I keep meaning to write a long, interconnected, analytical post about how annoyed I get with the concept that Times Are Bad Now, Not Like the Olden Days. My theory is that the Olden Days were good and bad in many and varying ways, just as our present times are good and bad in many and varying ways, and all of this for the simple reason that we’re talking about the history of human beings, a notoriously brilliant, stupid, open-minded, prejudiced, generous, stubborn, violent, peaceful, and above all self-centered species.
But another signal trait of our species is procrastination — think any other species would have survived, evolutionarily speaking, if they procrastinated like we do? “I’ll worry about gathering acorns later.” etc. — so of course I have never gotten around to writing that definitive, all-encompassing psycho-history-of-the-human-race post. So I thought I’d start a new category — #thereneverwasagoldenage — and just add examples as I find them.
Today’s example: there never was a golden age of lawyerly civility. Every time some lawyer does something buttheaded these days, you hear the unison tsking of mainstream tongues about how it didn’t used to be like that, when we could settle a case over a G&T at the club instead of having to fight about depositions and interrogatories and (big, privileged, sigh) metadata. Herewith, an example of legal argumentation in the good ol’ days of mid-1960s Mississippi. First, the background of the case:
[P]etitioners and other Negro and white Episcopal clergymen undertook a ‘prayer pilgrimage’ in 1961 from New Orleans to Detroit. The purpose of the pilgrimage was to visit church institutions and other places in the North and South to promote racial equality and integration, and, finally, to report to a church convention in Detroit. Letters from the leader of the group to its members indicate that the clergymen intended from the beginning to go to Jackson and attempt to use segregated facilities at the bus terminal there, and that they fully expected to be arrested for doing so. The group made plans based on the assumption that they would be arrested if they attempted peacefully to exercise their right as interstate travelers to use the waiting rooms and other facilities at the bus terminal, and the letters discussed arrangements for bail and other matters relevant to arrests.

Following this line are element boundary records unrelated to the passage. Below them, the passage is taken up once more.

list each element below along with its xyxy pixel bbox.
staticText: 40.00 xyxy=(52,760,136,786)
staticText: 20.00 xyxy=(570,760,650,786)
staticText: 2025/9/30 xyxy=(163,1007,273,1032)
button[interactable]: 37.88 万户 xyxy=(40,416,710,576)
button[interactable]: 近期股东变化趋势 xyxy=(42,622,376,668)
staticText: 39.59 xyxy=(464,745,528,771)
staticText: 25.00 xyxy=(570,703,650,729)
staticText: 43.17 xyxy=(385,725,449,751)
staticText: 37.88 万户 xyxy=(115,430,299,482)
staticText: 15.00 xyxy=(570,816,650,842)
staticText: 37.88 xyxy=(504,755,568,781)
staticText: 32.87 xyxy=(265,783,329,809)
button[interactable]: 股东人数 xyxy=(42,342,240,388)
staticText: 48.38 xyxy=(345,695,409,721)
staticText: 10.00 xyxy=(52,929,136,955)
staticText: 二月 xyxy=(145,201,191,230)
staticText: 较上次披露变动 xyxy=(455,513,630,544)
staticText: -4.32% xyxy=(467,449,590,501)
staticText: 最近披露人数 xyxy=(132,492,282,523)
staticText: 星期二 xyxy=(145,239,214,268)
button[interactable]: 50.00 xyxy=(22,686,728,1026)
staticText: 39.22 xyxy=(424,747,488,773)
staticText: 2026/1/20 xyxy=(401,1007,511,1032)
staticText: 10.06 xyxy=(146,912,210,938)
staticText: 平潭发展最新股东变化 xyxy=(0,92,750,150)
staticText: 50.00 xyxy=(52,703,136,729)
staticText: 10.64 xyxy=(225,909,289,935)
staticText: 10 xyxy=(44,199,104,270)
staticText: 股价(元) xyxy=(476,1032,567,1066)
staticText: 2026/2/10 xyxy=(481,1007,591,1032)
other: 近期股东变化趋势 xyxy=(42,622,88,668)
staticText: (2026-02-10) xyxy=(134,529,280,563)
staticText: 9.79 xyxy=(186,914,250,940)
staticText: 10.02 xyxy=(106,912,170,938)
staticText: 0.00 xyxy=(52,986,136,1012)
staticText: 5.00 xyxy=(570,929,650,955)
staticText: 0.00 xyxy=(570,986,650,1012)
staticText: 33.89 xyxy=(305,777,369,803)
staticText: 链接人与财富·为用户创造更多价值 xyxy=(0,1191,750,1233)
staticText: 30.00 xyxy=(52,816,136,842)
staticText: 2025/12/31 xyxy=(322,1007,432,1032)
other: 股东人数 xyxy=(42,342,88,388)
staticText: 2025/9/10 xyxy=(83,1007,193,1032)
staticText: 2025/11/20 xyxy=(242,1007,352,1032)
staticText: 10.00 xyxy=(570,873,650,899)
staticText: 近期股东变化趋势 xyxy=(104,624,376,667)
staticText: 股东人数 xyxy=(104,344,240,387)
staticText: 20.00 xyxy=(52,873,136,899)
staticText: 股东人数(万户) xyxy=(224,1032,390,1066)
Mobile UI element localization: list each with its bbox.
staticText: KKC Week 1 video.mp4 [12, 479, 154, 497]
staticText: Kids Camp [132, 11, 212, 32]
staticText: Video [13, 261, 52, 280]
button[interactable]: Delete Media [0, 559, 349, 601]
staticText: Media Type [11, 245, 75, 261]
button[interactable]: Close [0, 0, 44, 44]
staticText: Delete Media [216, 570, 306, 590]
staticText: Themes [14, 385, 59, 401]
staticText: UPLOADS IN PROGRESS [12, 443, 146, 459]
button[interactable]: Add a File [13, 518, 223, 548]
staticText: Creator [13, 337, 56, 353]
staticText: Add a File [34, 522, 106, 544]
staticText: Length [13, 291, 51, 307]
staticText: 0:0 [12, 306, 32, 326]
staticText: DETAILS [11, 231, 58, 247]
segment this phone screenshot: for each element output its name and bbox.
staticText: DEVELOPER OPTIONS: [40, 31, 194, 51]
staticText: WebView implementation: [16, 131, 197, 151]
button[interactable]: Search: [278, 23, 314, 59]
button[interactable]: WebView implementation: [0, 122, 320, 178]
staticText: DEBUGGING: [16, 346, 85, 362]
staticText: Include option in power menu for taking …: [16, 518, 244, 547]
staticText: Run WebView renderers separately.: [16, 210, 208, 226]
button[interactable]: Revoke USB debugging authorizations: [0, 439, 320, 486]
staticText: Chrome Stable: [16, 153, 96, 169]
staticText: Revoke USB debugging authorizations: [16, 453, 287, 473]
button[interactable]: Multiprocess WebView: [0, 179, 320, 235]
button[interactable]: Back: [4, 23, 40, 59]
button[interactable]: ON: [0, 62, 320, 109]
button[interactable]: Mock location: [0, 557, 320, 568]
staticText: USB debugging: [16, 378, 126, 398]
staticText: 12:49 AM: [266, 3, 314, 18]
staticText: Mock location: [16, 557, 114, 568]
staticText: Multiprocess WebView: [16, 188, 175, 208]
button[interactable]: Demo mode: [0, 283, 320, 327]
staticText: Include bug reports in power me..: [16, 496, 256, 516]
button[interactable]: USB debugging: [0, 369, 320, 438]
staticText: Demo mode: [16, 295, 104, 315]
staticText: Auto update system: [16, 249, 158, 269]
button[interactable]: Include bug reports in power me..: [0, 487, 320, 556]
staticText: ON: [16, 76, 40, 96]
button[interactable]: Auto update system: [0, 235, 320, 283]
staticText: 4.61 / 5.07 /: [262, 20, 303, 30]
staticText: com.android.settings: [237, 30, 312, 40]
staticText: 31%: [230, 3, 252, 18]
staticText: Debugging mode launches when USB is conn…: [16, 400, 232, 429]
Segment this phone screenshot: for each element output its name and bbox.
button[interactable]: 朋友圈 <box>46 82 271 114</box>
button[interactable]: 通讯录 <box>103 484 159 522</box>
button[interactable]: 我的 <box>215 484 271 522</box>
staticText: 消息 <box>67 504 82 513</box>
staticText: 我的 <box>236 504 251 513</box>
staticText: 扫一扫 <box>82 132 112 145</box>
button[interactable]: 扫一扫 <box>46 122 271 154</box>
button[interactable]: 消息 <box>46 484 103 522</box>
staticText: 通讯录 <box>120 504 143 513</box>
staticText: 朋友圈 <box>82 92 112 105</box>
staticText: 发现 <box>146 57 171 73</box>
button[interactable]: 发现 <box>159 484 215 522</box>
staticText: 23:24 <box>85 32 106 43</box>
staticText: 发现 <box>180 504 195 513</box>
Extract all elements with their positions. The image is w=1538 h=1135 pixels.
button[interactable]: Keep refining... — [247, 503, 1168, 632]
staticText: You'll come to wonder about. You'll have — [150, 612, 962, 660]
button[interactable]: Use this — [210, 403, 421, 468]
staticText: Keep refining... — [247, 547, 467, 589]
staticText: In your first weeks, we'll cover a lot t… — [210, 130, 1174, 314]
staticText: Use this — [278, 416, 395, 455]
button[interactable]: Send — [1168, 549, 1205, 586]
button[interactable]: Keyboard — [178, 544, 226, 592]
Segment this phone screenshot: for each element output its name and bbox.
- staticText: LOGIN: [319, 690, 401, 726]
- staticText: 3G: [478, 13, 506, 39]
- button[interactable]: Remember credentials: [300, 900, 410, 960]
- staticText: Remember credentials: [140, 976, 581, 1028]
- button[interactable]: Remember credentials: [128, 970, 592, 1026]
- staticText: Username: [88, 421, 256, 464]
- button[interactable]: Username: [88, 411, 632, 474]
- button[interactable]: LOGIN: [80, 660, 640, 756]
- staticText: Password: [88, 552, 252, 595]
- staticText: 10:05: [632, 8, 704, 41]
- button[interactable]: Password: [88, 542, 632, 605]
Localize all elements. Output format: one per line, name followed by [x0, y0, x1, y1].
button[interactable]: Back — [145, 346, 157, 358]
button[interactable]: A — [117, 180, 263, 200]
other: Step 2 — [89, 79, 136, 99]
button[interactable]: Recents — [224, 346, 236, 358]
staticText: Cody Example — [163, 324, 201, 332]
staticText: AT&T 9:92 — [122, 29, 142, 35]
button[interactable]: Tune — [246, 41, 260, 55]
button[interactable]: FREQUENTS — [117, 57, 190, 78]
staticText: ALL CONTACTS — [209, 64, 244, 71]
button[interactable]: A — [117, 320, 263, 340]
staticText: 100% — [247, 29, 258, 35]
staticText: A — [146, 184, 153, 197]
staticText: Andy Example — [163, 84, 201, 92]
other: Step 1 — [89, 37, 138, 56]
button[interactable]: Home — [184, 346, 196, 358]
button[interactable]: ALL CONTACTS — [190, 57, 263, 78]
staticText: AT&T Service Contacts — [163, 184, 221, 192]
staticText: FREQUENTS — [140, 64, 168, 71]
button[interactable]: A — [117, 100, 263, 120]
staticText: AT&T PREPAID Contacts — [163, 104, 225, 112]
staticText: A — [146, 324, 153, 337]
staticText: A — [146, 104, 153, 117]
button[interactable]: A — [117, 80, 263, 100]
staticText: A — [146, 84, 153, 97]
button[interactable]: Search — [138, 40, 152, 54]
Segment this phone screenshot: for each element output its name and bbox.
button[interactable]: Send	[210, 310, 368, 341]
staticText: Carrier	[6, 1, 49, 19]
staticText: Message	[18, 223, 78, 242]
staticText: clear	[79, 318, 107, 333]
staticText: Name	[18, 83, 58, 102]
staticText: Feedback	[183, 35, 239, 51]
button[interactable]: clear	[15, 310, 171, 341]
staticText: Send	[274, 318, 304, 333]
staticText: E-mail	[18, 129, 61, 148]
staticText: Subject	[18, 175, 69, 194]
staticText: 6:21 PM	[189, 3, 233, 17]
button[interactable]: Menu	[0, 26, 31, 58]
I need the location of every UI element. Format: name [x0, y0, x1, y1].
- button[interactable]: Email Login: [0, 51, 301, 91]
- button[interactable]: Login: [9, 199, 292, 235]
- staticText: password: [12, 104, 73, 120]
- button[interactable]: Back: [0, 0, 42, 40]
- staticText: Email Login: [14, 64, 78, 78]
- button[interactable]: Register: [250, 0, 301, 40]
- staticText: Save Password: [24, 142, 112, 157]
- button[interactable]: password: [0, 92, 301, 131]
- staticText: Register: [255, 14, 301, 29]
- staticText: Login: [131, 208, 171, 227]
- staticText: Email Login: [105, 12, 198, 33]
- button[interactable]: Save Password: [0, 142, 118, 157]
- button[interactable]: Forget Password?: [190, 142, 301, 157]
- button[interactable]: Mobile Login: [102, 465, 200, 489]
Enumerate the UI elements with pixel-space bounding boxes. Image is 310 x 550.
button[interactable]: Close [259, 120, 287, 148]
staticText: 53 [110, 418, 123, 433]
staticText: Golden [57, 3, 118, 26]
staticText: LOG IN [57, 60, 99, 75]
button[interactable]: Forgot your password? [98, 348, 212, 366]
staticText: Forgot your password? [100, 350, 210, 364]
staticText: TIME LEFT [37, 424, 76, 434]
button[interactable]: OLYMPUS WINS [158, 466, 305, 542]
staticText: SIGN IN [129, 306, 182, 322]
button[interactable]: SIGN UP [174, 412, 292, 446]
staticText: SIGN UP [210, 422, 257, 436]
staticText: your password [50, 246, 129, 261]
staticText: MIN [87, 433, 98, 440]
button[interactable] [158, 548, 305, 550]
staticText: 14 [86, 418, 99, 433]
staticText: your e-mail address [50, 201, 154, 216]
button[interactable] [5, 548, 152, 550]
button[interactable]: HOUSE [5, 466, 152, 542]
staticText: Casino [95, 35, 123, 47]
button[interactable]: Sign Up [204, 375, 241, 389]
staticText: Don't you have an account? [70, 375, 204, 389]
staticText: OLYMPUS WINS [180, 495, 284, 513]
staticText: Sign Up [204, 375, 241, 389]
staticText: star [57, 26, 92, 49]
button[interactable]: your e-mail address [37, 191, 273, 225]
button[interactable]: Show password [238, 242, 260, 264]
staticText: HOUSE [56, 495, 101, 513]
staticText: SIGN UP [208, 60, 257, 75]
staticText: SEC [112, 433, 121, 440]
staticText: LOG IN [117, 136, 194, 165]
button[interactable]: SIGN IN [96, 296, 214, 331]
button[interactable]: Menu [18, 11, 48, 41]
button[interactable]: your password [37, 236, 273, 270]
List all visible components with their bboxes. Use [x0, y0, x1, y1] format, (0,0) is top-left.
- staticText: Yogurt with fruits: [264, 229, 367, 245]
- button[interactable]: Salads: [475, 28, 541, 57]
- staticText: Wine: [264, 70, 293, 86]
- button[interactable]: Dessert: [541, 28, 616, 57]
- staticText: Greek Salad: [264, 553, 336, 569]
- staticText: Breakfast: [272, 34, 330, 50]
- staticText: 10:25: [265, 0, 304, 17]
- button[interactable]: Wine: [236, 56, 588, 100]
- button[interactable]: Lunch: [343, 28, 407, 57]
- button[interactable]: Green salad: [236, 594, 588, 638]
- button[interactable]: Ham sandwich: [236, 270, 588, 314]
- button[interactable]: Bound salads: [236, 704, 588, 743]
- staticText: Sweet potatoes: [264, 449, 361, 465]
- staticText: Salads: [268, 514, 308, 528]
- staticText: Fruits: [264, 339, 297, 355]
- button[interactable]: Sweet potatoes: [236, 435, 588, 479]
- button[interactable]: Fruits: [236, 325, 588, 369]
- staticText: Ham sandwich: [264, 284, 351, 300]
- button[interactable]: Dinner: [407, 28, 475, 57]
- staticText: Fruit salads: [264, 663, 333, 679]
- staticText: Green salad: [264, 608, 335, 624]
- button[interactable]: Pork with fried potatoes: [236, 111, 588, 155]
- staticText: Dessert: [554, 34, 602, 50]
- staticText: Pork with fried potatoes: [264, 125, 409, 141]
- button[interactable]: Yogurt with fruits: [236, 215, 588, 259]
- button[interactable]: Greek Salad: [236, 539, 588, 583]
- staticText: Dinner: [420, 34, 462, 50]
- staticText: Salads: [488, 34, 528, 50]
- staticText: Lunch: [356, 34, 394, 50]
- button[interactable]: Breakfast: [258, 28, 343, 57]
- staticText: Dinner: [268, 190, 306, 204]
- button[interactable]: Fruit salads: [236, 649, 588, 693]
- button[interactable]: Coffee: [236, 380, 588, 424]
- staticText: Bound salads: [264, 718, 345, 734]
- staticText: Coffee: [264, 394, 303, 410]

Pierson v. Ray, 386 U.S. 547, 552 (1967). The point of the case is that the clergymen had standing to challenge segregation despite the fact that they did so knowing they were going to be arrested. But here is an example of just how civil it was in court in the olden days:
the Court of Appeals reversed and remanded for a new trial on the . . . claim against the police officers because defense counsel had been allowed to cross-examine the ministers on various irrelevant and prejudicial matters, particularly including an alleged convergence of their views on racial justice with those of the Communist Party.